I has angst.
For various reasons I am far too lazy to type out on my phone, I am experiencing a great deal of angst. Normally I would be all mysterious and poetic and probably bust out some kind of obscure pop culture reference, but seriously? Fuck and shit and piss and maybe even fuck ass cunt fart nipple shit whore.
I feel really, really unattractive. Actually, it’s a little more than that – I feel pointless. Like, why bother. Dressing up, wearing make up, trying to look cute – what’s the point? It’s just me under there, after all, and no one cares.
So, yeah. Angst. Anyone want to have a pity party? I’ll be the one in the unwashed sweats.

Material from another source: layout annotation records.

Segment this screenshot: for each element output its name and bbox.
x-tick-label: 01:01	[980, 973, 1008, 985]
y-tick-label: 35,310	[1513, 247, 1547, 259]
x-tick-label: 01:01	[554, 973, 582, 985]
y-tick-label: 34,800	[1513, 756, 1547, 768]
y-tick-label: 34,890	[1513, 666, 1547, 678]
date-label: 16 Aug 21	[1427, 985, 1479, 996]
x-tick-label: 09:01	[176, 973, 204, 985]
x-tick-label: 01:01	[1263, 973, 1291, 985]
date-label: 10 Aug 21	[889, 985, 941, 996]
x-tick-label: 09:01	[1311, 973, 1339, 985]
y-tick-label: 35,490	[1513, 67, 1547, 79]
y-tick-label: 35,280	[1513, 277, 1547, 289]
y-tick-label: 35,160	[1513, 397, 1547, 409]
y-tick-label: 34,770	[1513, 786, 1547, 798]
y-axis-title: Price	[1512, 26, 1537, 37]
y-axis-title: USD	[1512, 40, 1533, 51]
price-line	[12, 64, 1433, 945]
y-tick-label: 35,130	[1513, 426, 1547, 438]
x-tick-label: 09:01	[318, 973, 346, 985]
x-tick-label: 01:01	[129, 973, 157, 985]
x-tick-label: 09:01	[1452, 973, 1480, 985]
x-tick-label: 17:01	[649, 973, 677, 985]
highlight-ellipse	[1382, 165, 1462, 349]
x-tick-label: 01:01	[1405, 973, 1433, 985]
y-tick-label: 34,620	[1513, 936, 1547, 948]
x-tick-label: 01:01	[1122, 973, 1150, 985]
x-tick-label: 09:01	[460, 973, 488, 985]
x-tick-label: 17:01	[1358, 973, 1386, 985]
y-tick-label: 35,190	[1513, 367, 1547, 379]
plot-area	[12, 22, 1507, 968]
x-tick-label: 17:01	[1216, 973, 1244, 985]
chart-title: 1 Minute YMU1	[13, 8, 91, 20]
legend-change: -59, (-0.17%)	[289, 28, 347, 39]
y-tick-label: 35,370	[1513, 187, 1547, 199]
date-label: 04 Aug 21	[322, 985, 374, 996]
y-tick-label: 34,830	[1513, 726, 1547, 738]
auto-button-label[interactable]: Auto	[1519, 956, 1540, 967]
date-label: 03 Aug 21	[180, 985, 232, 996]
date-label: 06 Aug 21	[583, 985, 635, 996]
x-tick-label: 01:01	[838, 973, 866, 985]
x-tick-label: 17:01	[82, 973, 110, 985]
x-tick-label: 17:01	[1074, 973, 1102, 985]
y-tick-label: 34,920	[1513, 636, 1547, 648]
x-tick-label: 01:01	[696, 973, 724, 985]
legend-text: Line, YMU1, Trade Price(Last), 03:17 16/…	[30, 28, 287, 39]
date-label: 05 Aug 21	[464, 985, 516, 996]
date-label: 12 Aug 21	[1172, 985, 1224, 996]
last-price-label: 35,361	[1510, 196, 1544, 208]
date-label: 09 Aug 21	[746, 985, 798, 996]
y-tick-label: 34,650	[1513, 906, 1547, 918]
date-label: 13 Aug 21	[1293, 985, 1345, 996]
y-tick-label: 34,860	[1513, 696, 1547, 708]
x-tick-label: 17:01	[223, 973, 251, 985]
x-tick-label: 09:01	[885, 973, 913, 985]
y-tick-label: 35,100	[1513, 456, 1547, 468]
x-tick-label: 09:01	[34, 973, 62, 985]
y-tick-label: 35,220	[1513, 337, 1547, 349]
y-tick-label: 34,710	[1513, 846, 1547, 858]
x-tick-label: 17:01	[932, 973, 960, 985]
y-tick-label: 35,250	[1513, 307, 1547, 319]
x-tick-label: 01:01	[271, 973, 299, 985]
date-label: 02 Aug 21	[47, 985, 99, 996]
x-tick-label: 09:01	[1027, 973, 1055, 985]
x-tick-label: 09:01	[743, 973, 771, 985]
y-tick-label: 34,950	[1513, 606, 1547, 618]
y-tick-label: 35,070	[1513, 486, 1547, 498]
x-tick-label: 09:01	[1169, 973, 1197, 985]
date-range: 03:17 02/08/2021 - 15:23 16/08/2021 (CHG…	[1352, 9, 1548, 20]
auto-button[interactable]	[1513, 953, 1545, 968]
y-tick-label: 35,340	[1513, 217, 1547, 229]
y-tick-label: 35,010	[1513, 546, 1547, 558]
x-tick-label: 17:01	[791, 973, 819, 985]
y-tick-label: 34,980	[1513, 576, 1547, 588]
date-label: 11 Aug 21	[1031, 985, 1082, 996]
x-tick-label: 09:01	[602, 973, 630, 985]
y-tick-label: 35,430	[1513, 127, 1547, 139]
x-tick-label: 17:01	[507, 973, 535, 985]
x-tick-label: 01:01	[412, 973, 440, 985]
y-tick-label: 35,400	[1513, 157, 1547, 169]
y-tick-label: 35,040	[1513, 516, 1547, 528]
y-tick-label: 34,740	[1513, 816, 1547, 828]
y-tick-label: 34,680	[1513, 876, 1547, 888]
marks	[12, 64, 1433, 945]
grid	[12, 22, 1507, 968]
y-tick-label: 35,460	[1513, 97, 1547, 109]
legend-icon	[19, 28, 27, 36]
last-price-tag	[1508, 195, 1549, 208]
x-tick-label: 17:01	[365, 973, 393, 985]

Wait, I don’t own sweats. I need to go buy some sweats. Ugly ones, to match how I feel.
I care. *hugs* FWIW, I don’t think you’re pointless. :-)
I care, and I don’t think you’re pointless at all.
You are not unattractive or pointless. I only know you through the internet, but I’m pretty confident that you’re a pretty awesome, hilarious person.
You are really pretty and pointy and stuff. You drive the Rolls Royce of scooters. You’re the queen of bubbles, giggles and gratuitous expletives. If you really are depressed, you’re smart enough to know that the way you’re feeling is as much physical as mental or emotional and there’s a chance it’s mainly physical. Go see your doctor, give him a chance.
If somebody bummed you out, remember, nobody can take more power from you than you’re willing to give up.
If someone has subjected you to a negative opinion pull a Garfield, say to yourself “and this affects me how?”
Seriously. You are loved by folks who’ve never met you; people who love you for who you are; people who feel elated when you’re happy, proud when you succeed, unhappy when you’re hurting.
Having to go all the way to Texas to collect it is the down-side I guess but there’s a hug here any time you need it.